Thesis Proposal Abstract: Hearing Aid Fitting with Genetic Algorithms

Eric Alan Durant
Department of Electrical Engineering and Computer Science
The University of Michigan
Ann Arbor, MI, USA

Doctoral Committee:
Associate Professor Gregory H. Wakefield, Chair
Professor David J. Anderson
Associate Professor Yili Liu
Dr. Dianne J. VanTasell

Wednesday 31 January 2001


The perceptual tuning problem is encountered in many fields. It is the problem of tuning a system, which may have many interacting parameters, to provide output which is good as perceived by the system’s users. The system may be a radio, hearing aid, personal digital assistant, frozen custard machine, etc. Approaches to the perceptual tuning problem may be judged on ease of use, speed, robustness and generality, among other qualities.

In this research, we investigate algorithms and techniques to enable genetic algorithms (GAs) to be used successfully in a variety of perceptual tuning problems. To validate this research, we apply it to a difficult problem which has a rich history of research into its many aspects, and to which a variety of tuning algorithms have been applied with varying success. This problem is DSP-based hearing aid fitting.
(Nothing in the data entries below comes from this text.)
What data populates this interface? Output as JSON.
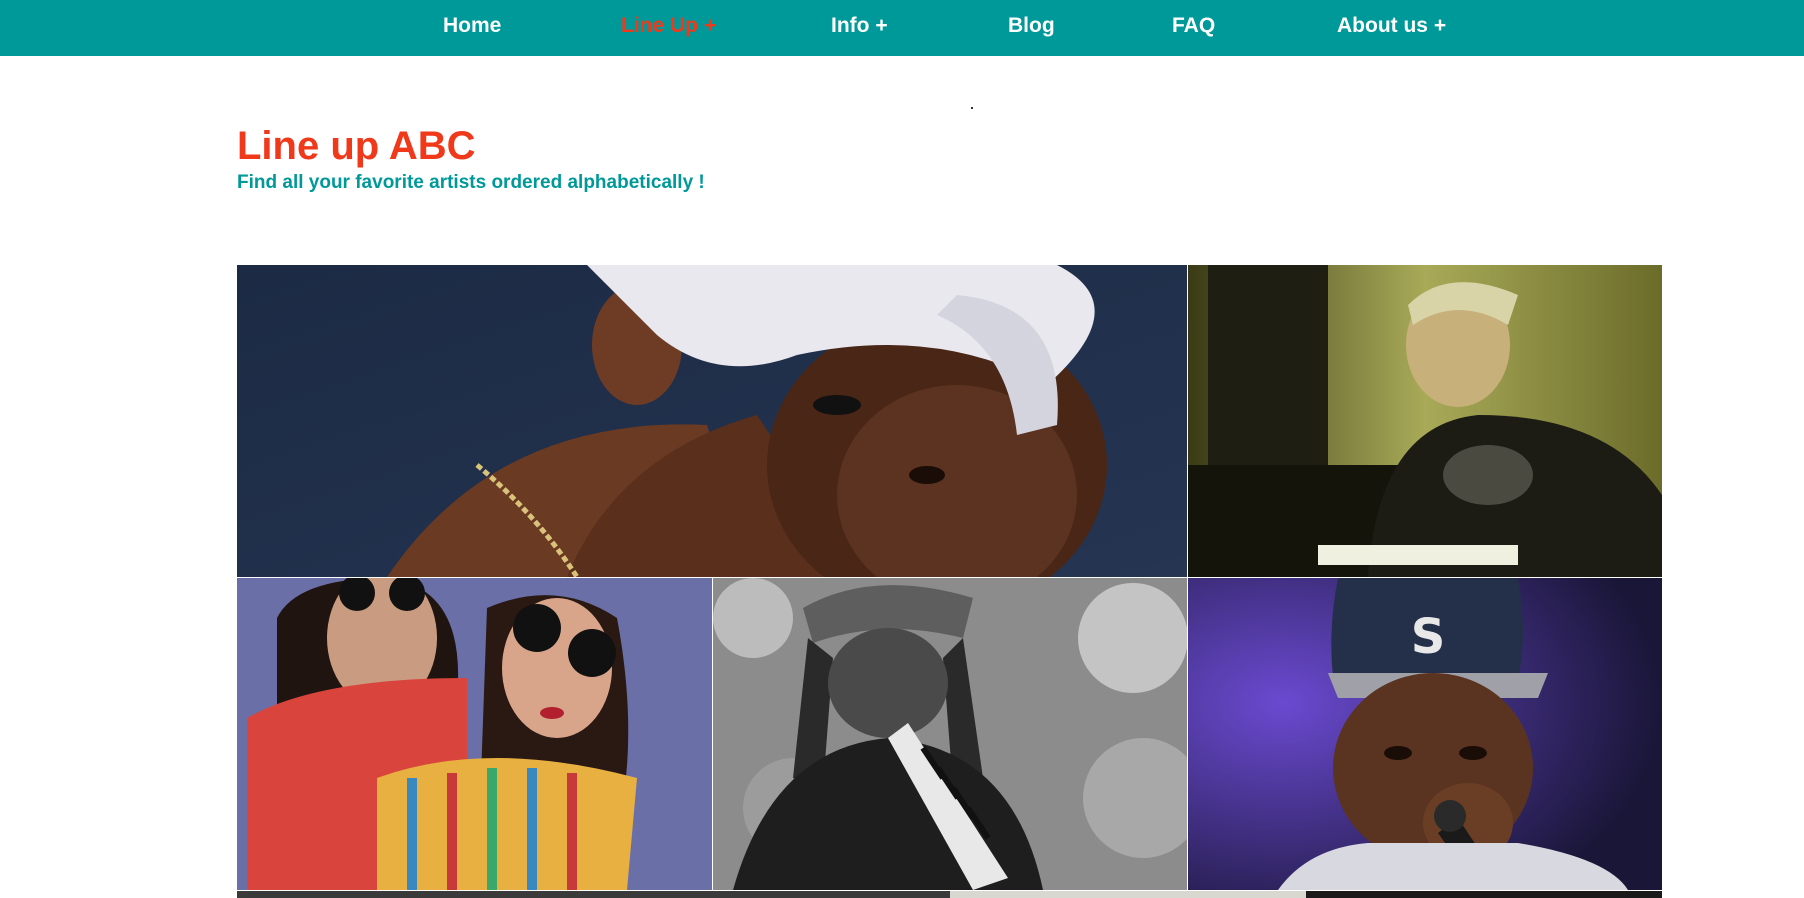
{
  "nav": {
    "items": [
      {
        "label": "Home",
        "active": false
      },
      {
        "label": "Line Up +",
        "active": true
      },
      {
        "label": "Info +",
        "active": false
      },
      {
        "label": "Blog",
        "active": false
      },
      {
        "label": "FAQ",
        "active": false
      },
      {
        "label": "About us +",
        "active": false
      }
    ]
  },
  "page": {
    "title": "Line up ABC",
    "subtitle": "Find all your favorite artists ordered alphabetically !"
  },
  "artists": [
    {
      "image": "portrait-bandana-photo"
    },
    {
      "image": "musician-keyboard-photo"
    },
    {
      "image": "duo-sunglasses-photo"
    },
    {
      "image": "melodica-player-photo"
    },
    {
      "image": "rapper-microphone-photo"
    }
  ],
  "colors": {
    "nav_background": "#00999a",
    "accent_red": "#f0391a",
    "accent_teal": "#00999a"
  }
}
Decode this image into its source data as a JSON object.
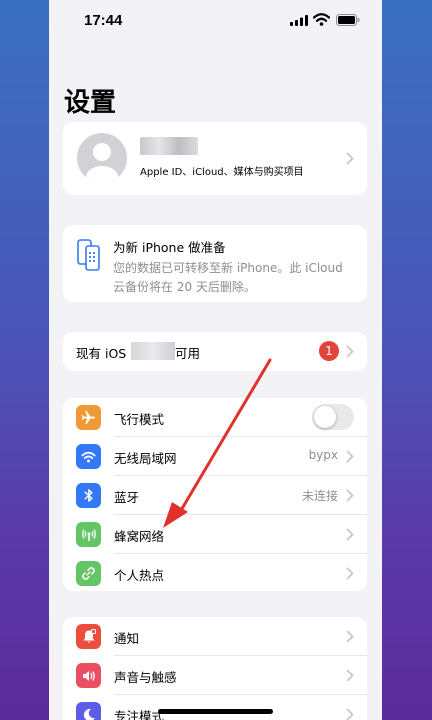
{
  "status": {
    "time": "17:44"
  },
  "page_title": "设置",
  "account": {
    "subtitle": "Apple ID、iCloud、媒体与购买项目"
  },
  "prepare": {
    "title": "为新 iPhone 做准备",
    "body": "您的数据已可转移至新 iPhone。此 iCloud 云备份将在 20 天后删除。"
  },
  "update": {
    "label_prefix": "现有 iOS",
    "label_suffix": "可用",
    "badge": "1"
  },
  "network": [
    {
      "label": "飞行模式",
      "icon": "airplane-icon",
      "color": "#f09a37",
      "type": "toggle",
      "on": false
    },
    {
      "label": "无线局域网",
      "icon": "wifi-icon",
      "color": "#3478f6",
      "value": "bypx"
    },
    {
      "label": "蓝牙",
      "icon": "bluetooth-icon",
      "color": "#3478f6",
      "value": "未连接"
    },
    {
      "label": "蜂窝网络",
      "icon": "antenna-icon",
      "color": "#65c466",
      "value": ""
    },
    {
      "label": "个人热点",
      "icon": "hotspot-icon",
      "color": "#65c466",
      "value": ""
    }
  ],
  "notifications": [
    {
      "label": "通知",
      "icon": "bell-icon",
      "color": "#eb4e3d"
    },
    {
      "label": "声音与触感",
      "icon": "speaker-icon",
      "color": "#eb4e62"
    },
    {
      "label": "专注模式",
      "icon": "moon-icon",
      "color": "#5e5ce6"
    }
  ],
  "annotation": {
    "arrow_color": "#e0322a"
  }
}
Fitting modern DSP-based hearing aids, which have numerous parameters, is a challenge for even the experienced audiologist. Simple but proven fitting rationales are used, limiting the prescribed setting to a subset of the device’s capabilities. We will first investigate whether a genetic algorithm can guide a hearing-impaired subject towards perceptually good feedback canceller parameters in everyday conditions when used with his or her hearing aid prescription. Many previous studies of GAs for perceptual tuning [1, \2] and other adaptive hearing aid fitting methods [3] were conducted in the laboratory, limiting their applicability to real-world use.

We will use the results of this first investigation to extend our procedure to general hearing aid fitting, including frequency selective amplification and compression. Our approach will use prescriptive settings from existing rationales for linear and compressive aids as starting points, much as Neuman et al. [3] did for hearing aids with linear amplification. Linear rationales have been shown to work well for basic hearing aids, but compressive rationales remain a subject of major debate [4].


[1] Hideyuki Takagi and Miho Ohsaki, “IEC-based hearing aid fitting,” in IEEE International Conference on Systems, Man, and Cybernetics (SMC ‘99). 1999, vol. 3, pp. 657–662, IEEE.

[2] Paul R. Runkle, Optimization of Head-Related Transfer Functions Using Subjective Criteria, PhD thesis, The University of Michigan, 2000.

[3] Arlene C. Neuman, Harry Levitt, Russell Mills, and Teresa Schwander, “An evaluation of three adaptive hearing aid selection strategies,” Journal of the Acoustical Society of America (JASA), vol. 82, pp. 1967–1976, 1987.

[4] Harvey Dillon, “Tutorial: Compression? Yes, but for low or high frequencies, for low or high intensities, and with what response times?,” Ear and Hearing, vol. 17, no. 4, pp. 287–307, 1996.